La fin des lanceurs d’alerte ?

Le projet de loi sur le renseignement pourrait avoir de lourdes conséquences sur les lanceurs d’alerte. Leur rôle et leur sécurité sont plus que jamais menacés par le gouvernement. Alors que certains luttent pour leur offrir un réel statut, ce combat pourrait être joué d’avance.

Edward Snowden. Irène Frachon. Hervé Falciani. Un consultant à la NSA, une pneumologue au Centre Hospitalier Universitaire (CHU) de Brest et un informaticien à la HSBC. Ils se sont tous retrouvés à la Une de l’actualité pour avoir dénoncé une situation anormale. Ce sont des lanceurs d’alerte ! Ils sont de plus en plus nombreux à faire surface, même si leur statut reste indéfini et controversé. Le projet de loi sur le renseignement, étudié à l’Assemblée nationale ce lundi 13 avril, va fragiliser leur situation et ainsi décourager de potentiels lanceurs d’alerte.

« Ce cadre juridique rassemble des dispositions préexistantes rénovées, notamment en matière d’interceptions des correspondances et d’accès administratif aux données de connexion, et des dispositions nouvelles, notamment en ce qui concerne certaines techniques de sonorisation de lieux, de captation de données ou de localisation en temps réel d’objets ou de personnes. » Cette phrase, contenue dans le projet de loi, peut en effrayer plus d’un parmi les citoyens désireux de dénoncer et de se manifester pour le bien et l’intérêt général. En effet, la surveillance constante du plus grand nombre aura un impact important sur la fonction du lanceur d’alerte.
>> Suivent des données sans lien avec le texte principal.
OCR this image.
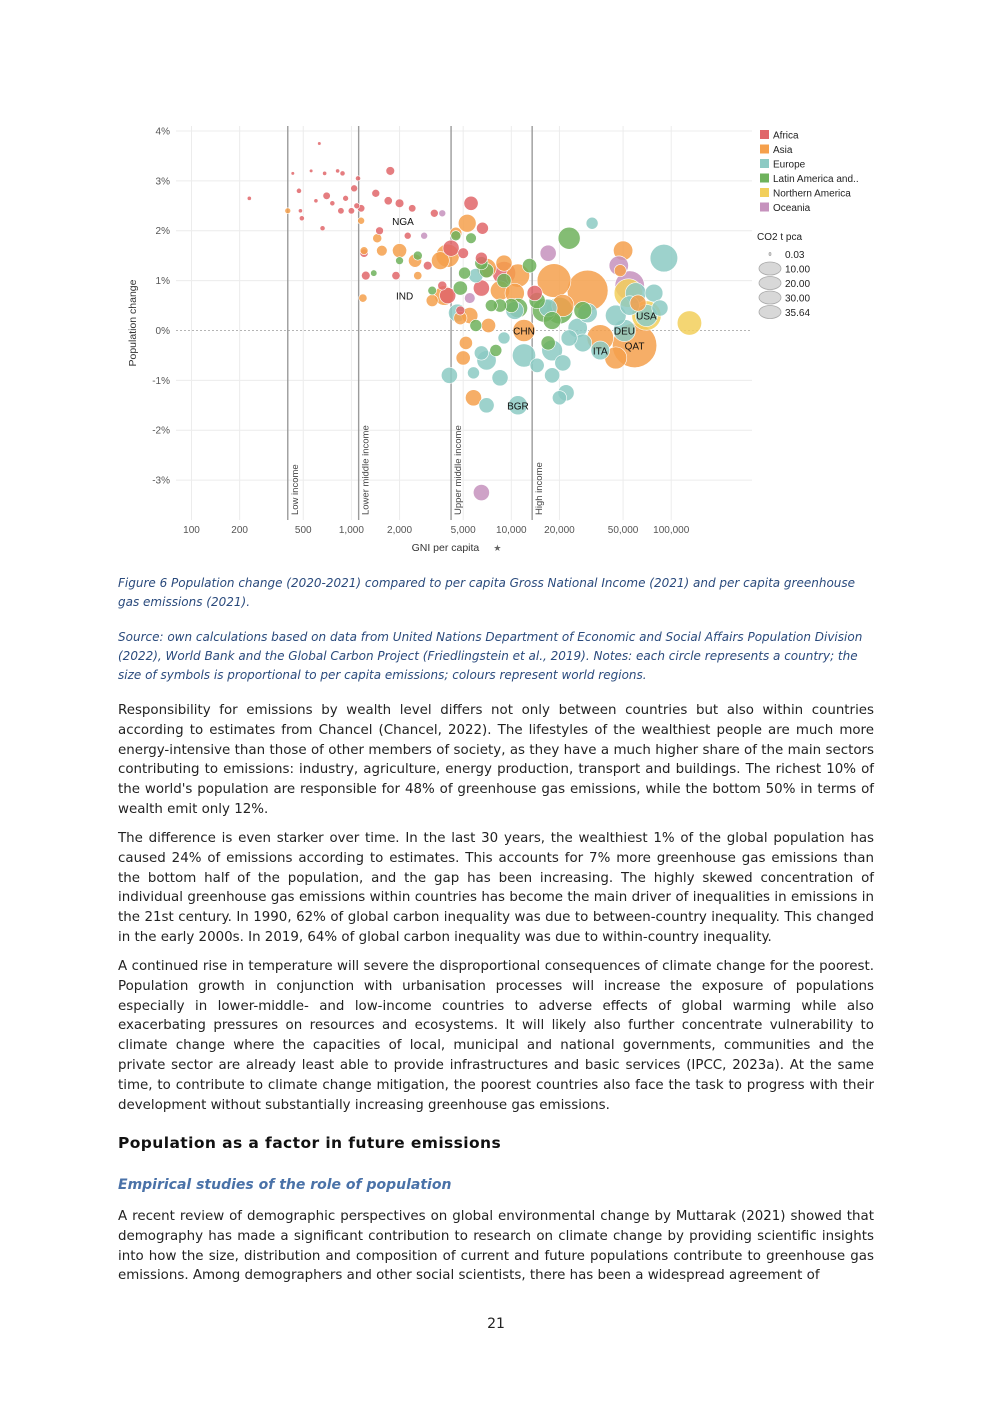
Low income	Lower middle income	Upper middle income	High income
NGA
IND
CHN
BGR
USA
DEU
ITA QAT
100	200	500	1,000 2,000	5,000 10,000 20,000	50,000 100,000
4%
3%
2%
1%
0%
-1%
-2%
-3%
GNI per capita ★
Population change
Africa
Asia
Europe
Latin America and..
Northern America
Oceania
CO2 t pca
0.03
10.00
20.00
30.00
35.64

Figure 6 Population change (2020-2021) compared to per capita Gross National Income (2021) and per capita greenhouse gas emissions (2021).

Source: own calculations based on data from United Nations Department of Economic and Social Affairs Population Division (2022), World Bank and the Global Carbon Project (Friedlingstein et al., 2019). Notes: each circle represents a country; the size of symbols is proportional to per capita emissions; colours represent world regions.

Responsibility for emissions by wealth level differs not only between countries but also within countries according to estimates from Chancel (Chancel, 2022). The lifestyles of the wealthiest people are much more energy-intensive than those of other members of society, as they have a much higher share of the main sectors contributing to emissions: industry, agriculture, energy production, transport and buildings. The richest 10% of the world's population are responsible for 48% of greenhouse gas emissions, while the bottom 50% in terms of wealth emit only 12%.

The difference is even starker over time. In the last 30 years, the wealthiest 1% of the global population has caused 24% of emissions according to estimates. This accounts for 7% more greenhouse gas emissions than the bottom half of the population, and the gap has been increasing. The highly skewed concentration of individual greenhouse gas emissions within countries has become the main driver of inequalities in emissions in the 21st century. In 1990, 62% of global carbon inequality was due to between-country inequality. This changed in the early 2000s. In 2019, 64% of global carbon inequality was due to within-country inequality.

A continued rise in temperature will severe the disproportional consequences of climate change for the poorest. Population growth in conjunction with urbanisation processes will increase the exposure of populations especially in lower-middle- and low-income countries to adverse effects of global warming while also exacerbating pressures on resources and ecosystems. It will likely also further concentrate vulnerability to climate change where the capacities of local, municipal and national governments, communities and the private sector are already least able to provide infrastructures and basic services (IPCC, 2023a). At the same time, to contribute to climate change mitigation, the poorest countries also face the task to progress with their development without substantially increasing greenhouse gas emissions.

Population as a factor in future emissions
Empirical studies of the role of population

A recent review of demographic perspectives on global environmental change by Muttarak (2021) showed that demography has made a significant contribution to research on climate change by providing scientific insights into how the size, distribution and composition of current and future populations contribute to greenhouse gas emissions. Among demographers and other social scientists, there has been a widespread agreement of

21
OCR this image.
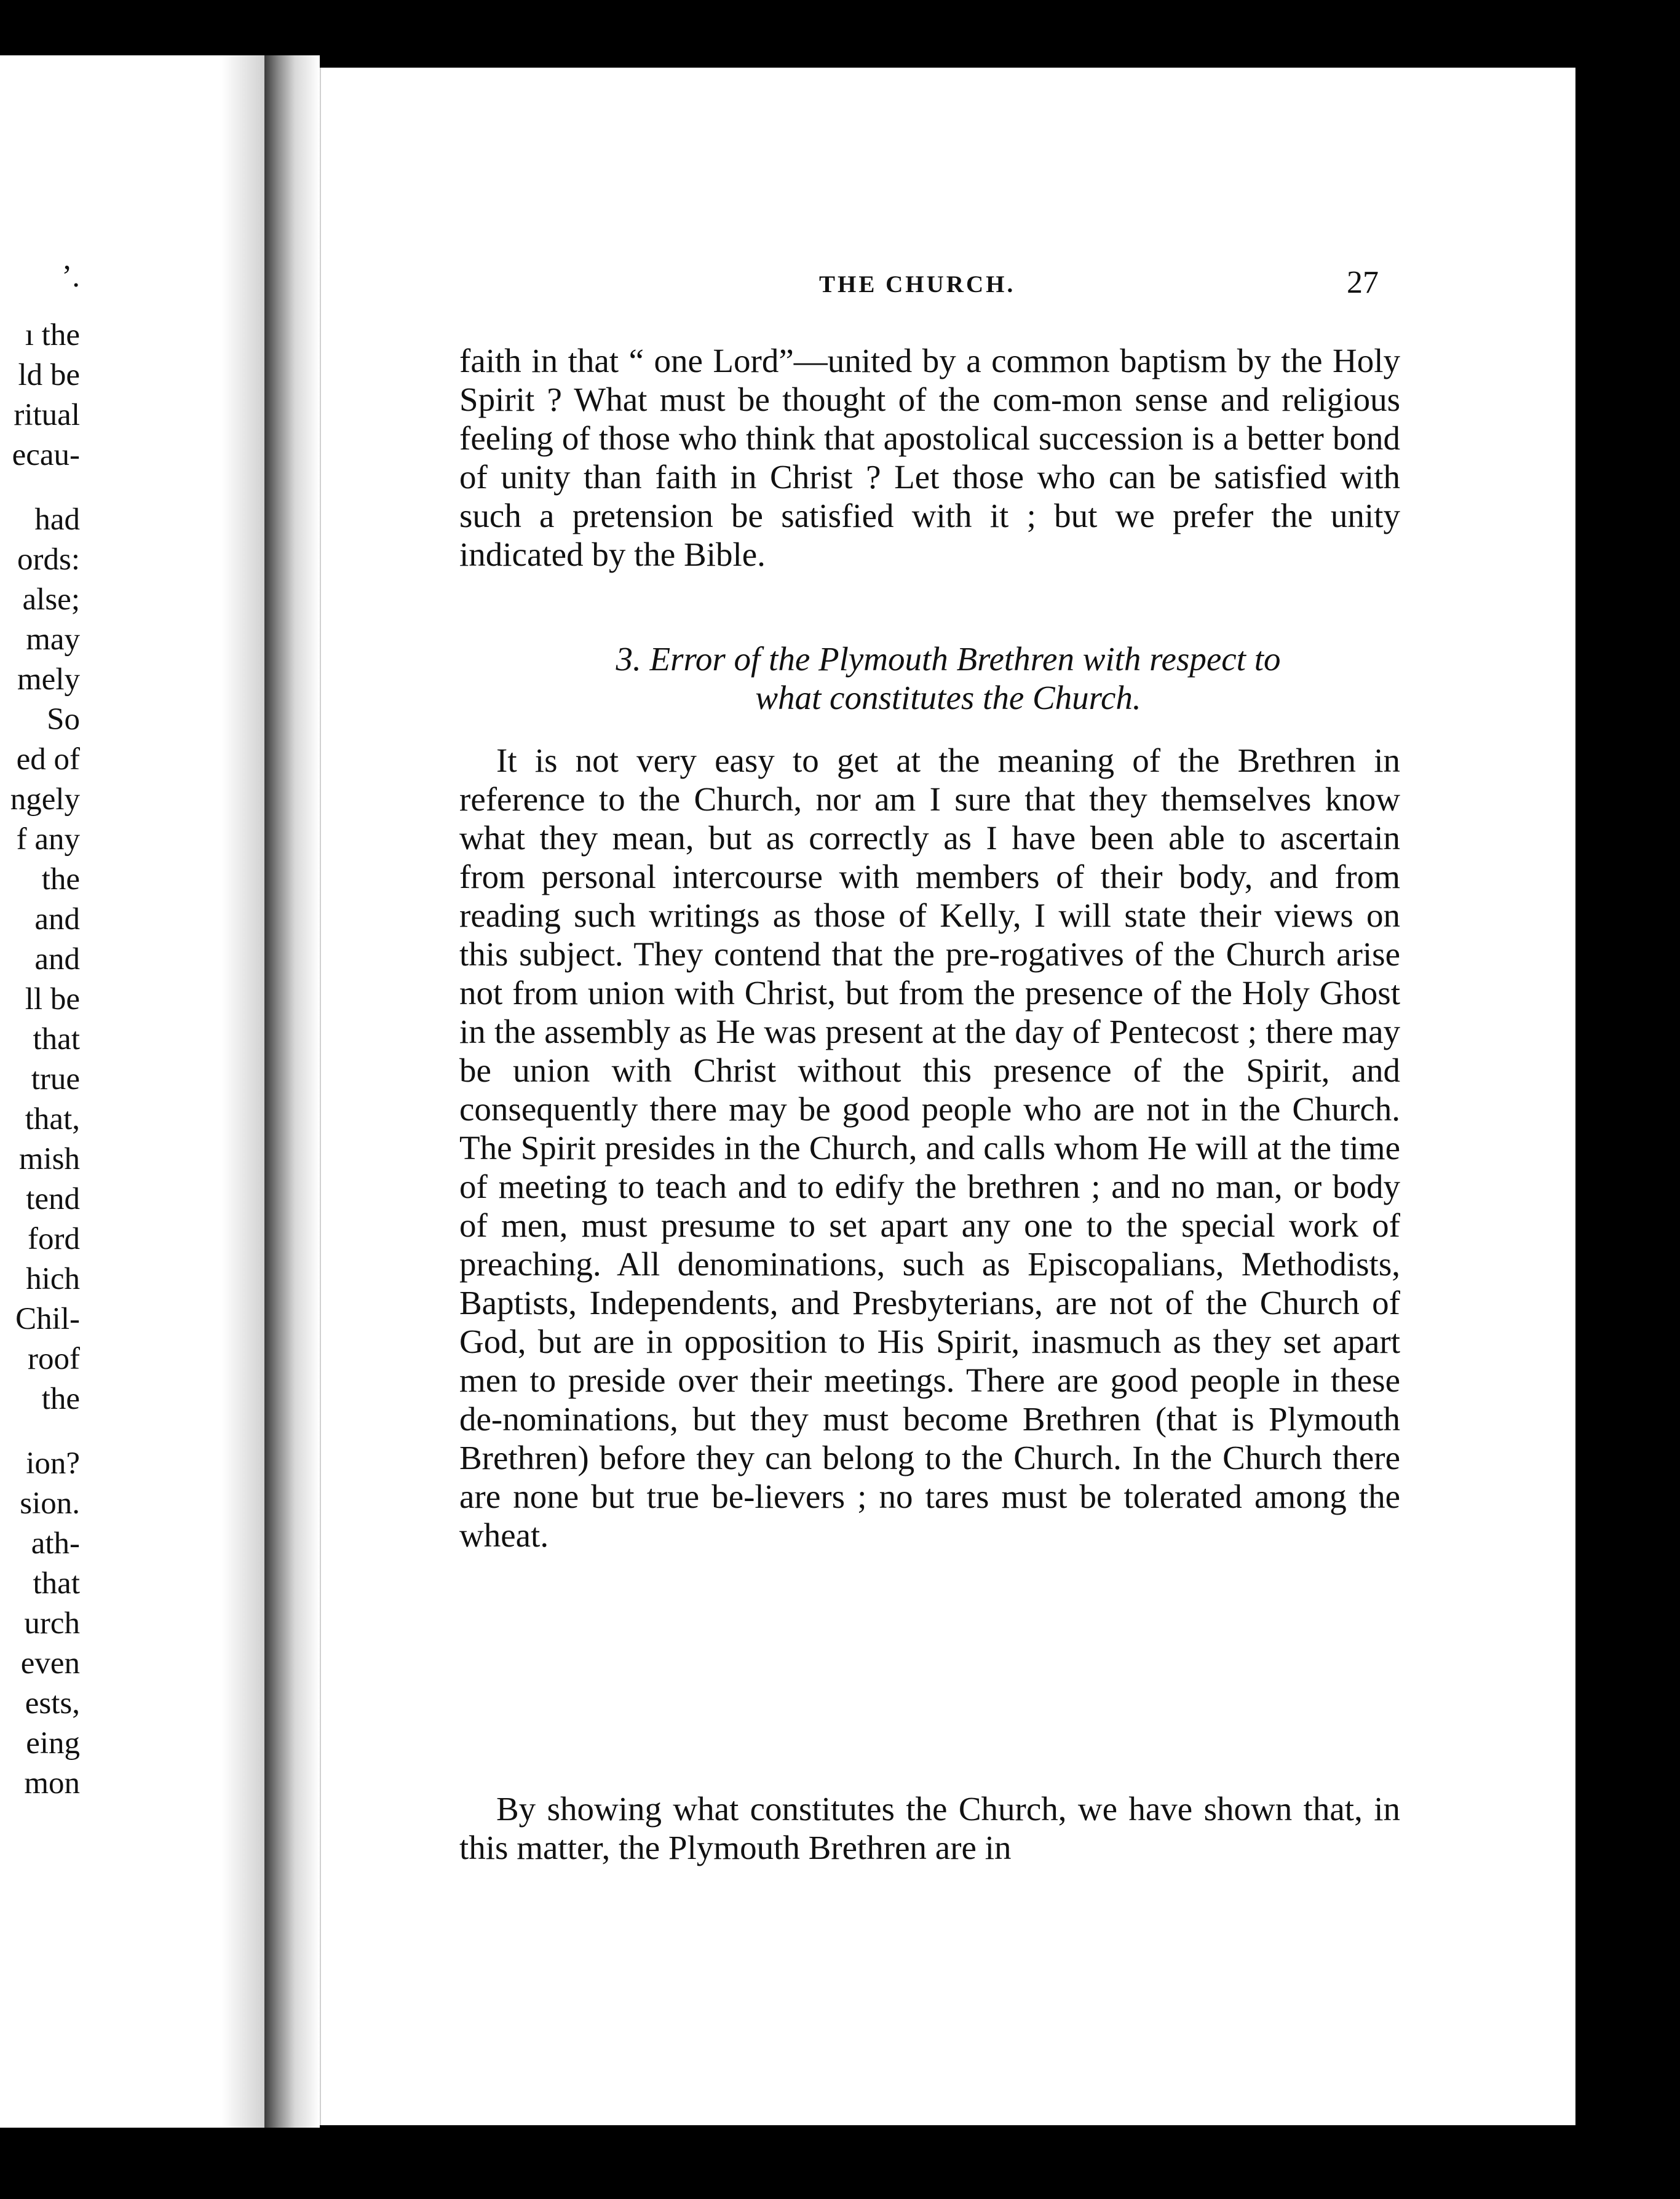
ʼ.
ı the
ld be
ritual
ecau-
had
ords:
alse;
may
mely
So
ed of
ngely
f any
the
and
and
ll be
that
true
that,
mish
tend
ford
hich
Chil-
roof
the
ion?
sion.
ath-
that
urch
even
ests,
eing
mon
THE CHURCH.	27

faith in that “ one Lord”—united by a common baptism by the Holy Spirit ? What must be thought of the com-mon sense and religious feeling of those who think that apostolical succession is a better bond of unity than faith in Christ ? Let those who can be satisfied with such a pretension be satisfied with it ; but we prefer the unity indicated by the Bible.

3. Error of the Plymouth Brethren with respect to
what constitutes the Church.

It is not very easy to get at the meaning of the Brethren in reference to the Church, nor am I sure that they themselves know what they mean, but as correctly as I have been able to ascertain from personal intercourse with members of their body, and from reading such writings as those of Kelly, I will state their views on this subject. They contend that the pre-rogatives of the Church arise not from union with Christ, but from the presence of the Holy Ghost in the assembly as He was present at the day of Pentecost ; there may be union with Christ without this presence of the Spirit, and consequently there may be good people who are not in the Church. The Spirit presides in the Church, and calls whom He will at the time of meeting to teach and to edify the brethren ; and no man, or body of men, must presume to set apart any one to the special work of preaching. All denominations, such as Episcopalians, Methodists, Baptists, Independents, and Presbyterians, are not of the Church of God, but are in opposition to His Spirit, inasmuch as they set apart men to preside over their meetings. There are good people in these de-nominations, but they must become Brethren (that is Plymouth Brethren) before they can belong to the Church. In the Church there are none but true be-lievers ; no tares must be tolerated among the wheat.

By showing what constitutes the Church, we have shown that, in this matter, the Plymouth Brethren are in
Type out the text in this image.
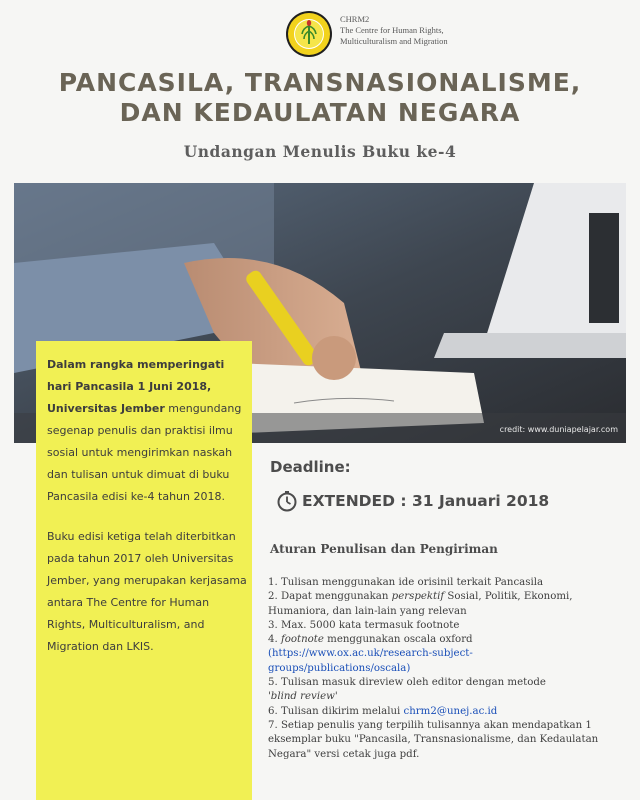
CHRM2
The Centre for Human Rights,
Multiculturalism and Migration
PANCASILA, TRANSNASIONALISME,
DAN KEDAULATAN NEGARA
Undangan Menulis Buku ke-4
credit: www.duniapelajar.com
Dalam rangka memperingati hari Pancasila 1 Juni 2018, Universitas Jember mengundang segenap penulis dan praktisi ilmu sosial untuk mengirimkan naskah dan tulisan untuk dimuat di buku Pancasila edisi ke-4 tahun 2018.
Buku edisi ketiga telah diterbitkan pada tahun 2017 oleh Universitas Jember, yang merupakan kerjasama antara The Centre for Human Rights, Multiculturalism, and Migration dan LKIS.
Deadline:
EXTENDED : 31 Januari 2018
Aturan Penulisan dan Pengiriman
1. Tulisan menggunakan ide orisinil terkait Pancasila
2. Dapat menggunakan perspektif Sosial, Politik, Ekonomi, Humaniora, dan lain-lain yang relevan
3. Max. 5000 kata termasuk footnote
4. footnote menggunakan oscala oxford
(https://www.ox.ac.uk/research-subject-groups/publications/oscala)
5. Tulisan masuk direview oleh editor dengan metode
'blind review'
6. Tulisan dikirim melalui chrm2@unej.ac.id
7. Setiap penulis yang terpilih tulisannya akan mendapatkan 1 eksemplar buku "Pancasila, Transnasionalisme, dan Kedaulatan Negara" versi cetak juga pdf.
Déjà hésitants sur le principe de dénoncer, puis de vivre en retrait de la société, les potentiels lanceurs d’alerte le seront d’autant plus en se sachant traqués, écoutés, surveillés par l’Etat, dés lors qu’ils entrent en communication avec des journalistes.

« Le combat de David contre Goliath »

« Nous nous retrouvons confrontés à des systèmes organisés et sur-puissants ; c’est le combat de David contre Goliath » raconte Stéphanie Gibaud. En 2008, lorsque cette jeune femme découvre les activités illégales d’UBS en France, pour qui elle travaille, elle prend une décision qui va changer sa vie. Elle révèle que des chargés d’affaires incitent des clients français à ouvrir des comptes non-déclarés en Suisse. Une véritable descente aux enfers commence pour Stéphanie Gibaud !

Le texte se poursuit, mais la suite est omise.